The five-paragraph form is meant to be a stepping stone for beginning writers to learn how to organize their ideas, not the end-all formula to present ideas in written form. Since we will be writing beyond the five paragraph form in this class, it would be helpful for those accustomed to writing the five-paragraph form to examine its limitations, in order to avoid inadvertently writing in that format.
1. The five paragraph essay discourages students from making strong connections between the ideas presented in the body of the paper. Almost invariably, students learn to write “We can see (thesis) through Example A, Example B, Example C.” What this generates is more a list than an essay. Because a list does not have strong logical connections from paragraph to paragraph, it cannot handle the sophisticated relationships between ideas that students are trying to cultivate.

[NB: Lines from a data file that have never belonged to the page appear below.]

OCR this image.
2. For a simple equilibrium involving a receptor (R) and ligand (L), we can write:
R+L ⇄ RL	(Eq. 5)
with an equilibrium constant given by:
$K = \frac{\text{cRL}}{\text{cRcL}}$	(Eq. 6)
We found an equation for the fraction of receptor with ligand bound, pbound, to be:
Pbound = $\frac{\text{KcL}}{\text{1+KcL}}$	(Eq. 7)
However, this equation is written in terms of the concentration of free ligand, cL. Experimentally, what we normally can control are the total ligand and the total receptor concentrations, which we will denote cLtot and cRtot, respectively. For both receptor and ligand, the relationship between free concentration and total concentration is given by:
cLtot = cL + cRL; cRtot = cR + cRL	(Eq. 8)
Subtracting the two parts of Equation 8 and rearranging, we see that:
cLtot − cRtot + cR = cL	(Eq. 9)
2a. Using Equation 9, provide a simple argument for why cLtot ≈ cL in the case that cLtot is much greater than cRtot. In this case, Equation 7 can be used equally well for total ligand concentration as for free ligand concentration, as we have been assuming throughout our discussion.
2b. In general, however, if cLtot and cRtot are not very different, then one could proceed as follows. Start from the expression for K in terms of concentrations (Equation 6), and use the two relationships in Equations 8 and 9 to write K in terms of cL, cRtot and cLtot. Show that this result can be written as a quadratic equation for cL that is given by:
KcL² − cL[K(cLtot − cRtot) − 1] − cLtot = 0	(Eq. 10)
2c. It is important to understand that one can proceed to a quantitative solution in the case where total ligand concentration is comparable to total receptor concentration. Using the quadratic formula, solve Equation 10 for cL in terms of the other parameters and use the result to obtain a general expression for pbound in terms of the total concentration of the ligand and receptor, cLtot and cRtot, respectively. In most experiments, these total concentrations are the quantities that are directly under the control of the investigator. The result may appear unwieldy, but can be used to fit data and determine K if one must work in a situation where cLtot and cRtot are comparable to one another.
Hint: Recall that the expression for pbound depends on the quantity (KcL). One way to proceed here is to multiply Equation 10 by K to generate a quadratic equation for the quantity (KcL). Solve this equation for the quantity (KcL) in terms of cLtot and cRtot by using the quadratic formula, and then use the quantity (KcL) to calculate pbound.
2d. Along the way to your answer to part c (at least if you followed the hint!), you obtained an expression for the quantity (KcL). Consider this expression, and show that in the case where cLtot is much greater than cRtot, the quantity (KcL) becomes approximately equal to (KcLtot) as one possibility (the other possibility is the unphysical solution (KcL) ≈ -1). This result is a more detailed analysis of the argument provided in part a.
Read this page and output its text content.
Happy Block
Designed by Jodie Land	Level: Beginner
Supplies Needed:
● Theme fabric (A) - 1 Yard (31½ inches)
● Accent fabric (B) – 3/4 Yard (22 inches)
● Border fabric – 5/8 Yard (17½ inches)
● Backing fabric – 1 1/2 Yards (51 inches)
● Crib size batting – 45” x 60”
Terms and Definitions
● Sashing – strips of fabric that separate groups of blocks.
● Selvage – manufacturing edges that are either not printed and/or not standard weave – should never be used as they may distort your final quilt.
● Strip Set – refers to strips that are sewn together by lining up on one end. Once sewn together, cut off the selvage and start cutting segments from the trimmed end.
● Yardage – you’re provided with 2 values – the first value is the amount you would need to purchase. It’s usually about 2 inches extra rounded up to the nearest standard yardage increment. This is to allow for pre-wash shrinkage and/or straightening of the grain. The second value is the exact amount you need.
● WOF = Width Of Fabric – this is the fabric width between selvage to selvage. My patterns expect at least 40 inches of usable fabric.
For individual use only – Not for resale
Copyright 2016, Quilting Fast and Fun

2. The introduction and conclusion are often a series of thinly veiled repetitions. The five paragraph essay expects the reader to be partially illiterate, and repeats its points through the introduction and conclusion as if to certify that nothing was missed. A conclusion that begins with “In conclusion, this essay has shown that,” and then repeats all of the ideas in a shuffled order doesn’t add anything to the essay, and might as well be cut.
3. In the five paragraph essay, the form generates the content. Students feel pressured to come up with exactly three points, rather than two with two subheadings under each, or four points, with the last one having three subheadings. In other words, the focus turns away from what the argument requires, and toward how to configure ideas so they will fit inside the restrictive format. Ultimately, this means that many ideas fit awkwardly and do not reach their full rhetorical potential.
Questions for discussion:
What does the five paragraph essay do well?
What should a more advanced essay accomplish structurally?